We think that this will really make us a better company, and my aspiration will be to be better than 85% at some point in time. I think we're seeing good inflection points here, and that makes us comfortable with sticking to these targets.

Shannon Cross
Analyst, Credit Suisse

Okay. Thank you. Just sticking on cash, can you talk a bit about cash utilization? You know, you have Nextracker out there. I understand you're not gonna talk about it necessarily, but, you know, just in terms of cash generation, assuming you move back, you'll have excess cash. Maybe can you talk a bit about what the landscape looks like in terms of potential acquisitions? Obviously, you've been buying back stock, but, you know, just in general, your approach to returning cash to shareholders. Thank you.

Paul Lundstrom
CFO, Flex

No problem, Shannon. First I'll just say, I think if you look at our performance over the last few years, you've seen us to be, you know, disciplined and judicious when it comes to capital allocation. You know, specific to M&A, you know, we have a robust process and a robust pipeline. In terms of prioritization, when it comes to capital allocation, I would say number one priority right now is supporting very strong organic growth. Whether that's with, you know, some working capital or if it's internal, you know, investments or CapEx. Very high priority could be because we have a very clear path ahead of us for solid top line growth over the next several years, and we want to make sure that we've funded the business for that. That's one.

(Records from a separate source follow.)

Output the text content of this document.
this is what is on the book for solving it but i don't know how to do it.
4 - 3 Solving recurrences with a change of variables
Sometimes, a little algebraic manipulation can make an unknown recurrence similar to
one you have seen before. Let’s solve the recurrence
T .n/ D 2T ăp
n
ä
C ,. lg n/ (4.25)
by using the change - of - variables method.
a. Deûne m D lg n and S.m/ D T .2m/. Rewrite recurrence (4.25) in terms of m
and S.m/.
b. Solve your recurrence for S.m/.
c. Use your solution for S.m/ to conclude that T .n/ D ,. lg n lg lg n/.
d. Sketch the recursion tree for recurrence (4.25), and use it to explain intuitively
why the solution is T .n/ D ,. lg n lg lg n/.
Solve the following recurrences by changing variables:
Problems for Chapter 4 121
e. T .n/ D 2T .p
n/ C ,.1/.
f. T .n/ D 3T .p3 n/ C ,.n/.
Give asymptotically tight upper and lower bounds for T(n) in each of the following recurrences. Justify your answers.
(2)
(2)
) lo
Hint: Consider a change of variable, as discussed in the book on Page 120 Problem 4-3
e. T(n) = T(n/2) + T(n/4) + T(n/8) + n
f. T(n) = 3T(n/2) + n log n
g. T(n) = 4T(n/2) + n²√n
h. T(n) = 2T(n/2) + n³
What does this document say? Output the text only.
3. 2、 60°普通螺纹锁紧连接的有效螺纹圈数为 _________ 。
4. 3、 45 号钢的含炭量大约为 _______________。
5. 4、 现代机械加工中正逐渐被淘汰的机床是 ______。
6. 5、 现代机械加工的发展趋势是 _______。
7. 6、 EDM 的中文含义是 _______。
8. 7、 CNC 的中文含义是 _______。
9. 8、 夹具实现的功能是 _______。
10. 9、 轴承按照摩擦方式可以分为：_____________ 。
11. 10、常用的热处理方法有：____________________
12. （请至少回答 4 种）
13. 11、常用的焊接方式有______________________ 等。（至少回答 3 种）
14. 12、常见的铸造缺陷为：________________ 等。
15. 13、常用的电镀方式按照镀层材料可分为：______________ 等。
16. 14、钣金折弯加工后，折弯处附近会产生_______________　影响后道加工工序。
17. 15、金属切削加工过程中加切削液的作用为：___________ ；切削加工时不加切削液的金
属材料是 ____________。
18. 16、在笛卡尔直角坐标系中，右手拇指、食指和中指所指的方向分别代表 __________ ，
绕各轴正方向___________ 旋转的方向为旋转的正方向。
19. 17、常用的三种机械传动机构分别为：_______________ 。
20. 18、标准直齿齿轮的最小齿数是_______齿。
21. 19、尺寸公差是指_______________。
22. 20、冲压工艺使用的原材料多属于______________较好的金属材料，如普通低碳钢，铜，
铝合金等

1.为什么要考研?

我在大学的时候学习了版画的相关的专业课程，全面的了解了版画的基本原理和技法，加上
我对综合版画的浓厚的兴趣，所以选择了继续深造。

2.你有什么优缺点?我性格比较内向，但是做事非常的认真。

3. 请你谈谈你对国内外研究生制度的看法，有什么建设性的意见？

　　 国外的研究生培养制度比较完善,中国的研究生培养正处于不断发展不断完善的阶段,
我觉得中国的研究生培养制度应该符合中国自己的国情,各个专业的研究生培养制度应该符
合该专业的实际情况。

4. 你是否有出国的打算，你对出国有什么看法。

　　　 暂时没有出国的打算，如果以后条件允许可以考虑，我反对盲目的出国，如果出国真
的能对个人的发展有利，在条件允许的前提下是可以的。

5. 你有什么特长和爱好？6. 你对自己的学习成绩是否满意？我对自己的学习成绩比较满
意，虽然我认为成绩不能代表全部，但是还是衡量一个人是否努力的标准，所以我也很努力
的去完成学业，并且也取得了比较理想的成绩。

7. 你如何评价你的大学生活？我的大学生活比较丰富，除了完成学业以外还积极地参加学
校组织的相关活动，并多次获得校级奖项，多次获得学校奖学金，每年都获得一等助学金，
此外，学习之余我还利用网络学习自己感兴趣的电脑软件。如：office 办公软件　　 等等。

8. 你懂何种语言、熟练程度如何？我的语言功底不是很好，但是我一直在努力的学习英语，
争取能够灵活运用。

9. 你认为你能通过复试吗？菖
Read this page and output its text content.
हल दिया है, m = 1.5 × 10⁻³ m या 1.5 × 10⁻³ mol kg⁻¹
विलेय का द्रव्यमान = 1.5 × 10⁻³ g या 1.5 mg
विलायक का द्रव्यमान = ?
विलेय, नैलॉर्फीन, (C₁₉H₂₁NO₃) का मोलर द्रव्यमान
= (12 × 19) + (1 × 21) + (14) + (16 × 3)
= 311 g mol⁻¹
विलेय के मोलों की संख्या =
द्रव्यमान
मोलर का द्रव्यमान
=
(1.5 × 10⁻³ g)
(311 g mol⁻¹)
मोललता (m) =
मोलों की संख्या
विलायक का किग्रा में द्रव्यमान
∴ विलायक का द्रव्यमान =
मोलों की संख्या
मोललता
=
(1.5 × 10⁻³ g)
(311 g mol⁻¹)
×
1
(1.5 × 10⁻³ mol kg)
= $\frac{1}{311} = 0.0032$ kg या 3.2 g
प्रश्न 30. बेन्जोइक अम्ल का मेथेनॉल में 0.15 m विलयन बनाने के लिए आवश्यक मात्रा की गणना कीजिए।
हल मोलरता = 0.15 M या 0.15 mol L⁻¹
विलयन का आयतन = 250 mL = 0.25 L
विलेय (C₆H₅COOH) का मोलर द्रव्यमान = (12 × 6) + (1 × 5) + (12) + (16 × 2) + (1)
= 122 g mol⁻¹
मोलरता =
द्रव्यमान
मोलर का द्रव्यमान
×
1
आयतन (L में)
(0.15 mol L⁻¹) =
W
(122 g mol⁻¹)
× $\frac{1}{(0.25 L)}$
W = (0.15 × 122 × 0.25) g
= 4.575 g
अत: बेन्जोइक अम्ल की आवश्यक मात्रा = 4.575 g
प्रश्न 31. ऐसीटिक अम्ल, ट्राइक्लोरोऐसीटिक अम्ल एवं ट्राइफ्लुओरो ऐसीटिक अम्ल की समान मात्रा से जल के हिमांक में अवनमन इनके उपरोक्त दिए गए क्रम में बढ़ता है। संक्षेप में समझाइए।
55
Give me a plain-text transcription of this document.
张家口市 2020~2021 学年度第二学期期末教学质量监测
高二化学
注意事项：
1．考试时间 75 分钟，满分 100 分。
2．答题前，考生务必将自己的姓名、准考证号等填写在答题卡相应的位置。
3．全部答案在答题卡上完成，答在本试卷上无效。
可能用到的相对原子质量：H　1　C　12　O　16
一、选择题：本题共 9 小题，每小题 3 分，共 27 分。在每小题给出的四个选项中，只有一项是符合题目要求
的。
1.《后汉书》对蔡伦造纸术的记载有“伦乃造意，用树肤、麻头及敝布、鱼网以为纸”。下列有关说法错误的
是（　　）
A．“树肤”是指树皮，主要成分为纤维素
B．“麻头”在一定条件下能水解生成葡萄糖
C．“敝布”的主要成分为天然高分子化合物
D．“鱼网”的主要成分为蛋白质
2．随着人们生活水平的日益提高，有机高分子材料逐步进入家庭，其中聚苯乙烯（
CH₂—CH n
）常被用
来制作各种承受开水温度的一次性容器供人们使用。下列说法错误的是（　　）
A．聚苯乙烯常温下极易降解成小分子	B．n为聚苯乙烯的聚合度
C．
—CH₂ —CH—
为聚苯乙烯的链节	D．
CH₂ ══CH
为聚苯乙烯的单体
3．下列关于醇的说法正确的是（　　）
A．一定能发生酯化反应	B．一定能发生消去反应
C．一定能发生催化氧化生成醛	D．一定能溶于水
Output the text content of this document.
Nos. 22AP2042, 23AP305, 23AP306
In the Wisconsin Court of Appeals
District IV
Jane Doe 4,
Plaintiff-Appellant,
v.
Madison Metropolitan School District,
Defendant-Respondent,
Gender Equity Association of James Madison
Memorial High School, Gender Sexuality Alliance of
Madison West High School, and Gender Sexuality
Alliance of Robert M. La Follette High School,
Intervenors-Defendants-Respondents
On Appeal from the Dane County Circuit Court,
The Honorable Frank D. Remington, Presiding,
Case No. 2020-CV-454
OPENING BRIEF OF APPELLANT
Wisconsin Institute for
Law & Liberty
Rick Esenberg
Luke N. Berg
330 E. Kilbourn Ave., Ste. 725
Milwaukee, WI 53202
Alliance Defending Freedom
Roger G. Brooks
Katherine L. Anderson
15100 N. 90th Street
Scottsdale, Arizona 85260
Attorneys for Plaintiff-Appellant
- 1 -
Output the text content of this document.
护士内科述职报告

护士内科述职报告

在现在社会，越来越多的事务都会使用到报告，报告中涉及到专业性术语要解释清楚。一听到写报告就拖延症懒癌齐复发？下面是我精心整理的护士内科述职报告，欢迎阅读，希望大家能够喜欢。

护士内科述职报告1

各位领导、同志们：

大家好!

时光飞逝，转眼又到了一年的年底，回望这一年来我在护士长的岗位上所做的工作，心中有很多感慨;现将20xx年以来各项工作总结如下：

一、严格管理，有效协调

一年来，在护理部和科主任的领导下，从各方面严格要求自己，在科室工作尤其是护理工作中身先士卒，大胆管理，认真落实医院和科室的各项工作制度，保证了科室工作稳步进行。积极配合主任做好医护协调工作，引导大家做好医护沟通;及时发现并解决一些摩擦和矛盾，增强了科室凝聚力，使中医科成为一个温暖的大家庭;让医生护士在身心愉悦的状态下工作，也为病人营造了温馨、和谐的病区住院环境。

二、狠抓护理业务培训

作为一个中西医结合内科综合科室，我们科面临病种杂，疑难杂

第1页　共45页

Stock buyback, you know, has been a priority for us the last couple of years. I think we've been pretty vocal about our views on valuation, and we've leaned into that. I guess I would put M&A last, although again, you know, we remain disciplined. We're gonna be opportunistic. You know, we have a pipeline, but at the moment, that's probably our lowest allocation priority.

Revathi Advaithi
CEO, Flex

Thank you.

Operator

Your next question comes from the line of Mark Delaney from Goldman Sachs. You may ask your question.

Mark Delaney
Analyst, Goldman Sachs

Yes. Good afternoon, thanks very much for taking the question. In the CEC segment, the company, if I heard correctly, was guiding for growth there. I think a number of companies have been reporting pretty broad-based weakness in the comps infrastructure market. Maybe elaborate a little bit more on what Flex is seeing in the comps infrastructure markets, and, you know, perhaps is there share gain or something else that's a tailwind for Flex that other companies perhaps are not benefiting from?

Revathi Advaithi
CEO, Flex

Yeah, no, I'd say first there's 2 things that are happening, right? If you think about the 3 segments in CEC, cloud communications and enterprise, you know, we're still seeing growth in all three segments of it while you are, you know, seeing a lot of noise about enterprise segment and how that is performing. For us, a couple things happening. In cloud, we've clearly while people have talked about the rate of growth change, changing, it is still pretty significant growth. That's important. Along with that and market share gains, it has helped us show continued growth for cloud, and we see that playing forward. I would say in the communication space, similarly, we have seen share gain that has happened with specific customers, and we're supporting that growth.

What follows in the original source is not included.